Known as “text neck” or “iPosture,” it’s a condition that’s effecting people at a young age.
“Typically, incidence of next pain increases with age,” said Robert Bolash, M.D., a pain specialist with the Cleveland Clinic. “But today, we’re seeing and treating more patients – younger patients – who never reported back pain before.”
According to recent studies, the average person in the U.S. spends 2.8 hours bent in the slouched stance many take while staring at the tiny to mid-sized screens of smartphones and tablets. It’s a posture that’s taking its toll, Bolash said.
“Neck muscles, in their proper position, are designed to support the weight of your head, about 10 to 12 pounds,” he said. “Research shows that for every inch you drop your head forward, you double the load on those muscles. Looking down at your smartphone, with your chin to your chest, can put about 60 pounds of force on your neck.”
That’s excess strain about the cervical spine over hundreds of hours a year. This, say physicians and physical therapists alike, can cause head pain, neck pain, pain in the arms, and even numbness.
Such strain can carry over into your everyday posture as you sit, stand, work and exercise. It can also lead to disc degeneration, herniation, osteoarthritis, and the rounding of the shoulders.
“Loss of the natural curve of the cervical spine leads to incrementally increased stresses about the cervical spine,” stated Dr. Kenneth Hansraj, chief of spine surgery at New York Spine Surgery and Rehabilitation Medicine, in a study that was published in Surgical Technology International. “These stresses may lead to early wear, tear, degeneration and possibly surgeries.”
That’s why it’s suggested that those experiencing such pain and discomfort over a period of time should be evaluated by a licensed physical therapist. As specialists in strength and movement, a physical therapist can identify musculoskeletal weaknesses and work to help you achieve better balance and posture within your routine.
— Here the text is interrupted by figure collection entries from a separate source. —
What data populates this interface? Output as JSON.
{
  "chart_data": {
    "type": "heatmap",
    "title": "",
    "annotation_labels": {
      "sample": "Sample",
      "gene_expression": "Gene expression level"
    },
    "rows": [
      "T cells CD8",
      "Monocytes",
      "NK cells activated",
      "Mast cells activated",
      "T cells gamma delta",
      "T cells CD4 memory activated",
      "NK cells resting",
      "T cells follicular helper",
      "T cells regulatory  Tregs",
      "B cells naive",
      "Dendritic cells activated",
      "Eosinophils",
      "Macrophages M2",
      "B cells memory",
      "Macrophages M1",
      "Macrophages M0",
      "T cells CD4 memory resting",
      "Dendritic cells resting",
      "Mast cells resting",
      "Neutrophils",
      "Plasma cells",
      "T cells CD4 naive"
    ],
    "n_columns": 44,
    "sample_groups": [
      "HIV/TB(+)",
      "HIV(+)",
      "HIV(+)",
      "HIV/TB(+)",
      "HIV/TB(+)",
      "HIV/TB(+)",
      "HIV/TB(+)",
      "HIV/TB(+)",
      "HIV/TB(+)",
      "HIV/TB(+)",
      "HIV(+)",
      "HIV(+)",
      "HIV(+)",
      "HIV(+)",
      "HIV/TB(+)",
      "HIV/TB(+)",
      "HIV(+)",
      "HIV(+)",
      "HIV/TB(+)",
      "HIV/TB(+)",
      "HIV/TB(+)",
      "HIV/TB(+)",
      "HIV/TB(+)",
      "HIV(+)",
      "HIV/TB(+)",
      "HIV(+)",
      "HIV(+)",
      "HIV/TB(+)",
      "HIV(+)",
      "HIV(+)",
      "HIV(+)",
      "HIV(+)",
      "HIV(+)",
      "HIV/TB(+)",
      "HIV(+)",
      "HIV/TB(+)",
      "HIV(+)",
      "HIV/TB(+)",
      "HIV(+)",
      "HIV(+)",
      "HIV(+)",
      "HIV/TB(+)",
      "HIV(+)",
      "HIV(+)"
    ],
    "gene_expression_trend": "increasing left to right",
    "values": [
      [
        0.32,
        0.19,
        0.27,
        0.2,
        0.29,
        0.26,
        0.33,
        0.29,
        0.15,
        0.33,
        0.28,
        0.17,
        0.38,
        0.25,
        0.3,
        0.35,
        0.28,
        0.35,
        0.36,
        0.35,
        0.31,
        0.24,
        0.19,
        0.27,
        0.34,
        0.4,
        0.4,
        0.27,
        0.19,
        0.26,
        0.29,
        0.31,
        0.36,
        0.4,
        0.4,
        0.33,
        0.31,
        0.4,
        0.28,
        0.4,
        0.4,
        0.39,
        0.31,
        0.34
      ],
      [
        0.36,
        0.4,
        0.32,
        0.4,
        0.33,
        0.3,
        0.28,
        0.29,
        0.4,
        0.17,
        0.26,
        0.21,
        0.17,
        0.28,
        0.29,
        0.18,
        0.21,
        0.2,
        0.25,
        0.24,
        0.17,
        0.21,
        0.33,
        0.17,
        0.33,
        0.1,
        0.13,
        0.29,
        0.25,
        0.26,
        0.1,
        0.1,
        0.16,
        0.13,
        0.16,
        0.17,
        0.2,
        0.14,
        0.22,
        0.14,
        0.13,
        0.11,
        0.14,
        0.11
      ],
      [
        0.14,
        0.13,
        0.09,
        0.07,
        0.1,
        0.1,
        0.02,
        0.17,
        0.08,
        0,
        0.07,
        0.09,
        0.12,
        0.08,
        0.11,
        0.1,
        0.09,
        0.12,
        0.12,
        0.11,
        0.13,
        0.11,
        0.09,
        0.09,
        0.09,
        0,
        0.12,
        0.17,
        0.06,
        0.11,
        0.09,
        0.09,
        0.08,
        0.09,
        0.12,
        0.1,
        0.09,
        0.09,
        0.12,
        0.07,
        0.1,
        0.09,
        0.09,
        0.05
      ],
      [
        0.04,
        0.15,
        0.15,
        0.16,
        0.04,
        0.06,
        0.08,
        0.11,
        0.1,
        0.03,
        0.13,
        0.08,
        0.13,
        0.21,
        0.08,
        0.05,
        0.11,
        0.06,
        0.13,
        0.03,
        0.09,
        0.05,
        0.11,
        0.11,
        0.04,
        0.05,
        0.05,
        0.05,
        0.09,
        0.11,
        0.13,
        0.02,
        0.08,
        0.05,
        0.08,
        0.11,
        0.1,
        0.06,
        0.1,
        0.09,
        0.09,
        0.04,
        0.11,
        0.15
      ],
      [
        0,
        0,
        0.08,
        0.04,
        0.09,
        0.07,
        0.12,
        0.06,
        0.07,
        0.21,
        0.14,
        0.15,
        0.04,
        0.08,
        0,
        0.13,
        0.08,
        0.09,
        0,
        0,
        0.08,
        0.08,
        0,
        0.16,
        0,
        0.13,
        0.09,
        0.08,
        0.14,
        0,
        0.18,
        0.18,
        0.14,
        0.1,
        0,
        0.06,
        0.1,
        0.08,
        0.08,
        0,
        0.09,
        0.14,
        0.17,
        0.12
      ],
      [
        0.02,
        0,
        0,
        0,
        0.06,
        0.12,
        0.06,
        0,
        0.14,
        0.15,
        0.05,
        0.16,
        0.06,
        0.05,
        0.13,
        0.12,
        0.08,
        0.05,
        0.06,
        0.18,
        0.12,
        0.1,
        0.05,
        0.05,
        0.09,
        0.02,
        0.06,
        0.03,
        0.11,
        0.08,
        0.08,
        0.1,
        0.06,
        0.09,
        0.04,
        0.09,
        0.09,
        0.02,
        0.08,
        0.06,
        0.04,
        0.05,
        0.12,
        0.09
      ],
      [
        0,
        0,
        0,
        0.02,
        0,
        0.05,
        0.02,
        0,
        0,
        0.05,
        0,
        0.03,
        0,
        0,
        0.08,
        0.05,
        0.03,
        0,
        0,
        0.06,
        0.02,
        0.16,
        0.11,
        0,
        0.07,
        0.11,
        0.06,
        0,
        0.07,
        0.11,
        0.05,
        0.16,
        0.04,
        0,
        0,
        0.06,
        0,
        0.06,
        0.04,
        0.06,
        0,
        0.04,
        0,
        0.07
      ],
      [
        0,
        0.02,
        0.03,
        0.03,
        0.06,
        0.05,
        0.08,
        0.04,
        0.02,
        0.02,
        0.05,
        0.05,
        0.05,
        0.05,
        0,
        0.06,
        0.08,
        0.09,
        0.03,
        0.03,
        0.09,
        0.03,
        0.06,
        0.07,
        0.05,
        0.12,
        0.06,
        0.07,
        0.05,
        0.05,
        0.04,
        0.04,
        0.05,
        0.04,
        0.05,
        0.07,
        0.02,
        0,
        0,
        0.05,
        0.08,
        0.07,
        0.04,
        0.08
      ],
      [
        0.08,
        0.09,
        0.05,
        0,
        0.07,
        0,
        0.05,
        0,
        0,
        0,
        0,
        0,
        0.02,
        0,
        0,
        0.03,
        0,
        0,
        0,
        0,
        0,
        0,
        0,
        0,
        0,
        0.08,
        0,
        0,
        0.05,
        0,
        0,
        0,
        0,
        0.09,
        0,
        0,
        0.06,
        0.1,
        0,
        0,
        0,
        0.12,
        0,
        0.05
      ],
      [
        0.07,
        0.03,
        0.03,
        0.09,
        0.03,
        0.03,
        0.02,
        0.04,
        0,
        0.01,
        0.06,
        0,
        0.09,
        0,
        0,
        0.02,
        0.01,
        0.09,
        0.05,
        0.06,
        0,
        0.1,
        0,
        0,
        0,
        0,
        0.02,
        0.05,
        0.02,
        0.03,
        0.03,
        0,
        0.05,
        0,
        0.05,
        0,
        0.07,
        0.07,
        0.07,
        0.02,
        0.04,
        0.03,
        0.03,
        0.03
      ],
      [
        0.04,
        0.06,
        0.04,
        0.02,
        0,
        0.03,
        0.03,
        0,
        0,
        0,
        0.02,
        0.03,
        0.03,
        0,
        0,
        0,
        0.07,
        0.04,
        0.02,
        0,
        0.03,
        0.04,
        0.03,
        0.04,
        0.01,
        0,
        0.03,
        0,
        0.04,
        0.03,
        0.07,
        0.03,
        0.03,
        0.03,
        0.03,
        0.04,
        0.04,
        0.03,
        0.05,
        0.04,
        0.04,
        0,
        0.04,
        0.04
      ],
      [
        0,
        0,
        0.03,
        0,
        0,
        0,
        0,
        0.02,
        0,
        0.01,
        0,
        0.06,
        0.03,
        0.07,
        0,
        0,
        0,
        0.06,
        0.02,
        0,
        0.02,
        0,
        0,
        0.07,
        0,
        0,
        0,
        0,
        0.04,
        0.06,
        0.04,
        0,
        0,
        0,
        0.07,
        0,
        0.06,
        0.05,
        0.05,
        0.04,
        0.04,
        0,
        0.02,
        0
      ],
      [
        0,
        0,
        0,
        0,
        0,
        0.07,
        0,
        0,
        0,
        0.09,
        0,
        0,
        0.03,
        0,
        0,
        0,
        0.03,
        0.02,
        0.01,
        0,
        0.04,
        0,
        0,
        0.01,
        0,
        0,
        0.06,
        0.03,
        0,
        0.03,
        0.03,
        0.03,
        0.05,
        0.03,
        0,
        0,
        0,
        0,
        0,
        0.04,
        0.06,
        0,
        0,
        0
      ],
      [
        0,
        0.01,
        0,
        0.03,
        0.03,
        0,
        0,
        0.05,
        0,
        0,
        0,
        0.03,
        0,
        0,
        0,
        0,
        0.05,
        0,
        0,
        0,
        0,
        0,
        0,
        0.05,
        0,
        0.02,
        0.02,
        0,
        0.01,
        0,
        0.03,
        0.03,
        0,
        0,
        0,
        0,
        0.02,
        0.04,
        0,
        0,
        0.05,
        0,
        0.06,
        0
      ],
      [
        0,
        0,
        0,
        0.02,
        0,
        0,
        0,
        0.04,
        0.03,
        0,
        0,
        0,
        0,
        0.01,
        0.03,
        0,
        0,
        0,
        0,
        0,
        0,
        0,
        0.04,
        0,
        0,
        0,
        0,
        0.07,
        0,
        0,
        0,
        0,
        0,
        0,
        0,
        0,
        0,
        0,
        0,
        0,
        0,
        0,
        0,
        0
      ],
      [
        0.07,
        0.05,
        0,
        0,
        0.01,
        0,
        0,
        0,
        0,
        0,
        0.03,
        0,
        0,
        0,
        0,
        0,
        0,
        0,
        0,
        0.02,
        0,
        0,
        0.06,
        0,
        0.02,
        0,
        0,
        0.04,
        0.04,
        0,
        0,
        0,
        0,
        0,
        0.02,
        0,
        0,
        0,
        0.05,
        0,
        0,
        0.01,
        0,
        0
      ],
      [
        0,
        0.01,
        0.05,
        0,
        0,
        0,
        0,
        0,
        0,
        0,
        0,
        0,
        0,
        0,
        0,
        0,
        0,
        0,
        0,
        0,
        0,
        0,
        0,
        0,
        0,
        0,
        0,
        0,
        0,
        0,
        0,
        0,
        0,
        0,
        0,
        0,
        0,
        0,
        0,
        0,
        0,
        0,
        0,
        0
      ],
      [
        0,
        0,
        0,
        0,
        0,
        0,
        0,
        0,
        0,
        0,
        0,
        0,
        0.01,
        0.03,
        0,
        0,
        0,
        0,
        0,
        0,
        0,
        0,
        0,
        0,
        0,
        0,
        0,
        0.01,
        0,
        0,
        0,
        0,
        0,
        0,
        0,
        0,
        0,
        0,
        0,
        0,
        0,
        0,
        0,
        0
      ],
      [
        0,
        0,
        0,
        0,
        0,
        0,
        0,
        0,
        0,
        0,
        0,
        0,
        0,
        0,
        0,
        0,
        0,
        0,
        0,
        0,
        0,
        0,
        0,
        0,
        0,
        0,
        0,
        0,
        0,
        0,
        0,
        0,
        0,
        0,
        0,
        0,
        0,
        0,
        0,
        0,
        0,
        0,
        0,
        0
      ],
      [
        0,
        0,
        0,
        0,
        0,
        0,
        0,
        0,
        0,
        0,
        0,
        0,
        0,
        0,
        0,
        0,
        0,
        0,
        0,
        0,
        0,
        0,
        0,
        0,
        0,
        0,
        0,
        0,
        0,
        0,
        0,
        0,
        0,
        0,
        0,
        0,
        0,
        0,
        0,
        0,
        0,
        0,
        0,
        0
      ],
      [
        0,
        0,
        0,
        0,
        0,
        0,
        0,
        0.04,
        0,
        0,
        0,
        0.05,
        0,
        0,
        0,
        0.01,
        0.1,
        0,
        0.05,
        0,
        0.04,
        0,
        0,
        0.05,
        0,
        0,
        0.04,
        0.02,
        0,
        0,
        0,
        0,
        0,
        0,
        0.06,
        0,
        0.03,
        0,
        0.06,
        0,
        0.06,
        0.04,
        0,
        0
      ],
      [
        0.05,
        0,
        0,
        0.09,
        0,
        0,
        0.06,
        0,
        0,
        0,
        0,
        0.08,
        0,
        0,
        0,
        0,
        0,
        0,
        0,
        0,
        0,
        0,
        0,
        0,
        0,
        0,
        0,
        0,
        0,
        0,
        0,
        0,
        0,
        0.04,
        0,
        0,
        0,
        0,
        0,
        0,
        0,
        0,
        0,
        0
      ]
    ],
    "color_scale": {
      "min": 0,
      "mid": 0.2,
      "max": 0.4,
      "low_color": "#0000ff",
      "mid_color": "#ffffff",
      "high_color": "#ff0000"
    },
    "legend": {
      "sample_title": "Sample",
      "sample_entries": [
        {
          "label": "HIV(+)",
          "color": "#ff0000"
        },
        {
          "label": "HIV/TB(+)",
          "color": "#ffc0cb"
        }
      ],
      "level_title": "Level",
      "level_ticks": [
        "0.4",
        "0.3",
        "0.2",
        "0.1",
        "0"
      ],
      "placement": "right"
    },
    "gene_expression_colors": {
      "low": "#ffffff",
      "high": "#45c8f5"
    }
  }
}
In this spirit – and since smartphones and tablets won’t be going away anytime soon – experts offer the following advice for preventing pain and injury when making use of such technologies:
The eyes have it. When looking at and using your smartphone, always hold it up to eye level. By preventing the need the tilt your head forward, you’re choosing not to put additional strain on the spine.
Keep the chin in. Jutting your chin out toward your phone, which is common when using such a device, you’re also adding strain to the neck and shoulders. So keep your chin up … and in.
Stand a little help. If you often use a larger tablet, laptop or hybrid of the two, don’t hold it up to eye level. Use a stand to do the lifting for you.